We talk a lot about being “friends of God.” We post it, sing it, quote it, and some even tattoo it — but what does that really mean? When the Ruach HaQodesh, the Holy Spirit, whispers “Don’t watch that,” or “Forgive her,” or “Come away with Me in prayer,” do we respond? Or do we brush Her off like a background voice, convenient when needed and silenced when not? If we’re being honest, most of us treat the Father, the Word, and the Ruach worse than we treat actual friends. And if you treated a real friend the way you treat the Most High — only calling when you’re in trouble, ignoring them when they speak — they would’ve stopped answering your messages a long time ago.

This is the uncomfortable truth: friendship without obedience is rebellion in disguise. You say you love the Most High. You say He’s your friend. But when Yashayah said, “Ye are my friends, if ye do whatsoever I command you” (John 15:14), did your heart flinch? Did you mentally skip over that verse, or water it down into something more “graceful” and less “legalistic”? The reality is many of us are not walking in friendship — we’re walking in transactional religion, dressed in praise songs and Sunday rituals. We cry, “Father, I need You!” but ignore the Ruach when She says, “Come away from that man,” “Stop watching filth,” “Guard your mouth,” or simply, “Repent.” That is not relationship. That is spiritual manipulation.
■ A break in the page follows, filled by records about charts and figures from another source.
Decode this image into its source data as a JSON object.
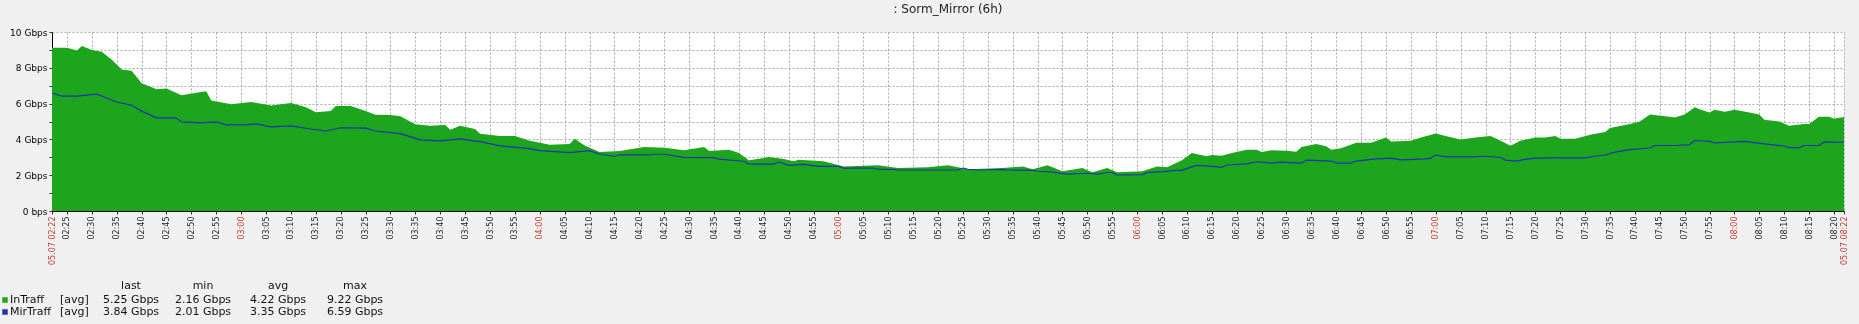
{
  "chart_data": {
    "type": "area",
    "title": ": Sorm_Mirror  (6h)",
    "xlim": [
      2.3667,
      8.3667
    ],
    "xticks": [
      {
        "value": 2.3667,
        "label": "05.07 02:22"
      },
      {
        "value": 2.4167,
        "label": "02:25"
      },
      {
        "value": 2.5,
        "label": "02:30"
      },
      {
        "value": 2.5833,
        "label": "02:35"
      },
      {
        "value": 2.6667,
        "label": "02:40"
      },
      {
        "value": 2.75,
        "label": "02:45"
      },
      {
        "value": 2.8333,
        "label": "02:50"
      },
      {
        "value": 2.9167,
        "label": "02:55"
      },
      {
        "value": 3,
        "label": "03:00"
      },
      {
        "value": 3.0833,
        "label": "03:05"
      },
      {
        "value": 3.1667,
        "label": "03:10"
      },
      {
        "value": 3.25,
        "label": "03:15"
      },
      {
        "value": 3.3333,
        "label": "03:20"
      },
      {
        "value": 3.4167,
        "label": "03:25"
      },
      {
        "value": 3.5,
        "label": "03:30"
      },
      {
        "value": 3.5833,
        "label": "03:35"
      },
      {
        "value": 3.6667,
        "label": "03:40"
      },
      {
        "value": 3.75,
        "label": "03:45"
      },
      {
        "value": 3.8333,
        "label": "03:50"
      },
      {
        "value": 3.9167,
        "label": "03:55"
      },
      {
        "value": 4,
        "label": "04:00"
      },
      {
        "value": 4.0833,
        "label": "04:05"
      },
      {
        "value": 4.1667,
        "label": "04:10"
      },
      {
        "value": 4.25,
        "label": "04:15"
      },
      {
        "value": 4.3333,
        "label": "04:20"
      },
      {
        "value": 4.4167,
        "label": "04:25"
      },
      {
        "value": 4.5,
        "label": "04:30"
      },
      {
        "value": 4.5833,
        "label": "04:35"
      },
      {
        "value": 4.6667,
        "label": "04:40"
      },
      {
        "value": 4.75,
        "label": "04:45"
      },
      {
        "value": 4.8333,
        "label": "04:50"
      },
      {
        "value": 4.9167,
        "label": "04:55"
      },
      {
        "value": 5,
        "label": "05:00"
      },
      {
        "value": 5.0833,
        "label": "05:05"
      },
      {
        "value": 5.1667,
        "label": "05:10"
      },
      {
        "value": 5.25,
        "label": "05:15"
      },
      {
        "value": 5.3333,
        "label": "05:20"
      },
      {
        "value": 5.4167,
        "label": "05:25"
      },
      {
        "value": 5.5,
        "label": "05:30"
      },
      {
        "value": 5.5833,
        "label": "05:35"
      },
      {
        "value": 5.6667,
        "label": "05:40"
      },
      {
        "value": 5.75,
        "label": "05:45"
      },
      {
        "value": 5.8333,
        "label": "05:50"
      },
      {
        "value": 5.9167,
        "label": "05:55"
      },
      {
        "value": 6,
        "label": "06:00"
      },
      {
        "value": 6.0833,
        "label": "06:05"
      },
      {
        "value": 6.1667,
        "label": "06:10"
      },
      {
        "value": 6.25,
        "label": "06:15"
      },
      {
        "value": 6.3333,
        "label": "06:20"
      },
      {
        "value": 6.4167,
        "label": "06:25"
      },
      {
        "value": 6.5,
        "label": "06:30"
      },
      {
        "value": 6.5833,
        "label": "06:35"
      },
      {
        "value": 6.6667,
        "label": "06:40"
      },
      {
        "value": 6.75,
        "label": "06:45"
      },
      {
        "value": 6.8333,
        "label": "06:50"
      },
      {
        "value": 6.9167,
        "label": "06:55"
      },
      {
        "value": 7,
        "label": "07:00"
      },
      {
        "value": 7.0833,
        "label": "07:05"
      },
      {
        "value": 7.1667,
        "label": "07:10"
      },
      {
        "value": 7.25,
        "label": "07:15"
      },
      {
        "value": 7.3333,
        "label": "07:20"
      },
      {
        "value": 7.4167,
        "label": "07:25"
      },
      {
        "value": 7.5,
        "label": "07:30"
      },
      {
        "value": 7.5833,
        "label": "07:35"
      },
      {
        "value": 7.6667,
        "label": "07:40"
      },
      {
        "value": 7.75,
        "label": "07:45"
      },
      {
        "value": 7.8333,
        "label": "07:50"
      },
      {
        "value": 7.9167,
        "label": "07:55"
      },
      {
        "value": 8,
        "label": "08:00"
      },
      {
        "value": 8.0833,
        "label": "08:05"
      },
      {
        "value": 8.1667,
        "label": "08:10"
      },
      {
        "value": 8.25,
        "label": "08:15"
      },
      {
        "value": 8.3333,
        "label": "08:20"
      },
      {
        "value": 8.3667,
        "label": "05.07 08:22"
      }
    ],
    "ylim": [
      0,
      10
    ],
    "yticks": [
      {
        "value": 0,
        "label": "0 bps"
      },
      {
        "value": 1,
        "label": null
      },
      {
        "value": 2,
        "label": "2 Gbps"
      },
      {
        "value": 3,
        "label": null
      },
      {
        "value": 4,
        "label": "4 Gbps"
      },
      {
        "value": 5,
        "label": null
      },
      {
        "value": 6,
        "label": "6 Gbps"
      },
      {
        "value": 7,
        "label": null
      },
      {
        "value": 8,
        "label": "8 Gbps"
      },
      {
        "value": 9,
        "label": null
      },
      {
        "value": 10,
        "label": "10 Gbps"
      }
    ],
    "grid": true,
    "legend": "bottom left",
    "annotations": [
      "last",
      "min",
      "avg",
      "max",
      "[avg]",
      "5.25 Gbps",
      "2.16 Gbps",
      "4.22 Gbps",
      "9.22 Gbps",
      "[avg]",
      "3.84 Gbps",
      "2.01 Gbps",
      "3.35 Gbps",
      "6.59 Gbps"
    ],
    "series": [
      {
        "name": "InTraff",
        "color": "#1ea51e",
        "x": [
          2.3667,
          2.417,
          2.45,
          2.467,
          2.5,
          2.533,
          2.567,
          2.6,
          2.633,
          2.667,
          2.717,
          2.75,
          2.8,
          2.85,
          2.883,
          2.9,
          2.967,
          3.033,
          3.1,
          3.167,
          3.217,
          3.25,
          3.3,
          3.317,
          3.367,
          3.417,
          3.45,
          3.5,
          3.533,
          3.583,
          3.633,
          3.683,
          3.7,
          3.733,
          3.783,
          3.8,
          3.867,
          3.917,
          3.967,
          4.033,
          4.1,
          4.117,
          4.15,
          4.2,
          4.267,
          4.35,
          4.417,
          4.483,
          4.55,
          4.567,
          4.633,
          4.667,
          4.7,
          4.767,
          4.817,
          4.85,
          4.867,
          4.95,
          5.017,
          5.133,
          5.2,
          5.3,
          5.367,
          5.433,
          5.55,
          5.617,
          5.65,
          5.7,
          5.75,
          5.817,
          5.85,
          5.9,
          5.933,
          6.017,
          6.067,
          6.1,
          6.15,
          6.183,
          6.233,
          6.25,
          6.283,
          6.317,
          6.367,
          6.4,
          6.417,
          6.45,
          6.5,
          6.533,
          6.55,
          6.6,
          6.633,
          6.65,
          6.683,
          6.733,
          6.783,
          6.833,
          6.85,
          6.917,
          6.95,
          7.0,
          7.033,
          7.083,
          7.133,
          7.183,
          7.217,
          7.25,
          7.283,
          7.333,
          7.367,
          7.4,
          7.417,
          7.467,
          7.517,
          7.567,
          7.583,
          7.65,
          7.683,
          7.717,
          7.783,
          7.8,
          7.833,
          7.867,
          7.883,
          7.917,
          7.933,
          7.967,
          8.0,
          8.05,
          8.083,
          8.1,
          8.15,
          8.183,
          8.233,
          8.25,
          8.283,
          8.317,
          8.333,
          8.3667
        ],
        "values": [
          9.12,
          9.12,
          8.96,
          9.22,
          9.0,
          8.9,
          8.45,
          7.9,
          7.83,
          7.13,
          6.8,
          6.84,
          6.46,
          6.6,
          6.69,
          6.18,
          5.96,
          6.09,
          5.9,
          6.04,
          5.8,
          5.51,
          5.58,
          5.87,
          5.87,
          5.58,
          5.38,
          5.36,
          5.29,
          4.85,
          4.76,
          4.81,
          4.54,
          4.76,
          4.58,
          4.32,
          4.19,
          4.19,
          3.92,
          3.7,
          3.75,
          4.03,
          3.66,
          3.3,
          3.35,
          3.58,
          3.53,
          3.4,
          3.58,
          3.35,
          3.42,
          3.24,
          2.83,
          3.01,
          2.9,
          2.78,
          2.87,
          2.78,
          2.49,
          2.55,
          2.4,
          2.44,
          2.55,
          2.33,
          2.4,
          2.49,
          2.33,
          2.55,
          2.22,
          2.4,
          2.17,
          2.4,
          2.16,
          2.22,
          2.49,
          2.44,
          2.83,
          3.24,
          3.06,
          3.13,
          3.09,
          3.24,
          3.42,
          3.42,
          3.29,
          3.4,
          3.36,
          3.31,
          3.58,
          3.74,
          3.62,
          3.42,
          3.51,
          3.81,
          3.81,
          4.1,
          3.88,
          3.92,
          4.1,
          4.33,
          4.19,
          3.99,
          4.1,
          4.19,
          3.92,
          3.65,
          3.92,
          4.1,
          4.1,
          4.19,
          4.03,
          4.03,
          4.26,
          4.42,
          4.64,
          4.86,
          5.0,
          5.39,
          5.27,
          5.23,
          5.39,
          5.8,
          5.69,
          5.5,
          5.66,
          5.55,
          5.66,
          5.5,
          5.39,
          5.1,
          5.0,
          4.76,
          4.86,
          4.86,
          5.27,
          5.27,
          5.16,
          5.25
        ]
      },
      {
        "name": "MirTraff",
        "type": "line",
        "color": "#2233b0",
        "x": [
          2.3667,
          2.4,
          2.45,
          2.517,
          2.55,
          2.583,
          2.633,
          2.667,
          2.717,
          2.783,
          2.8,
          2.867,
          2.917,
          2.95,
          3.017,
          3.05,
          3.1,
          3.167,
          3.233,
          3.283,
          3.333,
          3.417,
          3.45,
          3.533,
          3.6,
          3.667,
          3.733,
          3.8,
          3.867,
          3.967,
          4.0,
          4.1,
          4.167,
          4.2,
          4.25,
          4.267,
          4.367,
          4.383,
          4.417,
          4.483,
          4.583,
          4.6,
          4.683,
          4.7,
          4.783,
          4.8,
          4.833,
          4.883,
          4.933,
          5.0,
          5.017,
          5.117,
          5.133,
          5.183,
          5.2,
          5.4,
          5.417,
          5.433,
          5.483,
          5.55,
          5.567,
          5.65,
          5.667,
          5.717,
          5.767,
          5.833,
          5.867,
          5.9,
          5.917,
          5.933,
          6.017,
          6.033,
          6.083,
          6.133,
          6.15,
          6.167,
          6.2,
          6.25,
          6.283,
          6.3,
          6.367,
          6.4,
          6.45,
          6.483,
          6.55,
          6.567,
          6.65,
          6.667,
          6.717,
          6.733,
          6.8,
          6.85,
          6.883,
          6.967,
          6.983,
          7.0,
          7.033,
          7.117,
          7.167,
          7.217,
          7.233,
          7.267,
          7.3,
          7.333,
          7.4,
          7.5,
          7.533,
          7.567,
          7.6,
          7.65,
          7.717,
          7.733,
          7.8,
          7.85,
          7.867,
          7.917,
          7.933,
          8.033,
          8.1,
          8.167,
          8.183,
          8.217,
          8.233,
          8.283,
          8.3,
          8.3667
        ],
        "values": [
          6.59,
          6.42,
          6.42,
          6.53,
          6.31,
          6.09,
          5.91,
          5.58,
          5.2,
          5.2,
          4.98,
          4.92,
          4.98,
          4.81,
          4.81,
          4.87,
          4.7,
          4.76,
          4.58,
          4.47,
          4.65,
          4.63,
          4.47,
          4.32,
          3.97,
          3.92,
          4.03,
          3.88,
          3.64,
          3.48,
          3.37,
          3.26,
          3.37,
          3.17,
          3.06,
          3.13,
          3.13,
          3.17,
          3.17,
          3.0,
          2.98,
          2.9,
          2.78,
          2.62,
          2.62,
          2.74,
          2.55,
          2.6,
          2.49,
          2.49,
          2.4,
          2.4,
          2.33,
          2.33,
          2.29,
          2.29,
          2.4,
          2.33,
          2.29,
          2.33,
          2.29,
          2.27,
          2.22,
          2.17,
          2.06,
          2.11,
          2.06,
          2.15,
          2.15,
          2.01,
          2.03,
          2.15,
          2.2,
          2.27,
          2.27,
          2.38,
          2.55,
          2.49,
          2.44,
          2.57,
          2.63,
          2.75,
          2.68,
          2.73,
          2.68,
          2.84,
          2.79,
          2.68,
          2.68,
          2.79,
          2.91,
          2.95,
          2.86,
          2.91,
          2.95,
          3.13,
          3.02,
          3.02,
          3.06,
          2.99,
          2.84,
          2.79,
          2.88,
          2.95,
          2.97,
          2.97,
          3.06,
          3.13,
          3.29,
          3.43,
          3.52,
          3.66,
          3.66,
          3.71,
          3.94,
          3.89,
          3.8,
          3.89,
          3.75,
          3.63,
          3.54,
          3.54,
          3.66,
          3.66,
          3.86,
          3.84
        ]
      }
    ]
  }
}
And what’s worse is that many don’t even realize how deeply they’ve grieved the Spirit. The Ruach HaQodesh isn’t just your comforter — She’s your corrector. She is holy and cannot be reduced to a motivational quote. She warns in temptation, nudges in disobedience, and speaks Scripture you “accidentally forgot.” But when we silence Her consistently — when we avoid conviction in favor of comfort — we push away the very presence we claim to want. And still, we post things like “God is good all the time,” as if His goodness is only measured by answered prayers and financial breakthroughs. Is He good to you — or just useful?

This isn’t just about friendship. It’s about sonship. We don’t need another friend to co-sign our feelings. We need a Father — a righteous, consuming Father who doesn’t bend to our moods or our opinions. He doesn’t seek our validation; He demands our obedience. Revelation 3:19 says, “As many as I love, I rebuke and chasten: be zealous therefore, and repent.” We’ve spent years calling Him Friend, all while living like orphans — refusing correction, avoiding sanctification, and choosing worldliness over worship.

And the truth is, we want access to the Most High — without alignment. We want to hear His voice, but not heed His Word. We want to receive His Spirit, but not relinquish our sin. We want to feel close to Him, but stay close to the world. That’s not friendship. That’s entitlement. James 4:4 makes it clear: “Know ye not that the friendship of the world is enmity with God?” We cannot hold hands with Babylon and claim to be the bride.

So cry if you must — but don’t stay the same. Let the tears fall. Let the conviction cut. You’ve lied to yourself long enough. You’ve played church. You’ve played holy. You’ve played “deep.” But deep calls unto deep — and you’ve been hiding in the shallow end, afraid to go all in. It’s time to stop asking for another reminder. You don’t need another sermon. You need repentance. Get on your face. Confess how you’ve treated the Holy Spirit like a silent partner. Admit how you’ve called Yashayah “Lord,” but haven’t done what He said. And stop trying to be “God’s bestie.” Be His child. Be His servant. Be His obedient vessel. Then — and only then — will He call you His friend.

Don’t claim “Friends” as your spiritual status if obedience isn’t your lifestyle. Because true friendship with Ahayah requires sacrifice. It requires sanctification. It requires you to die to yourself — every single day. Cry, repent, rise up, and walk differently.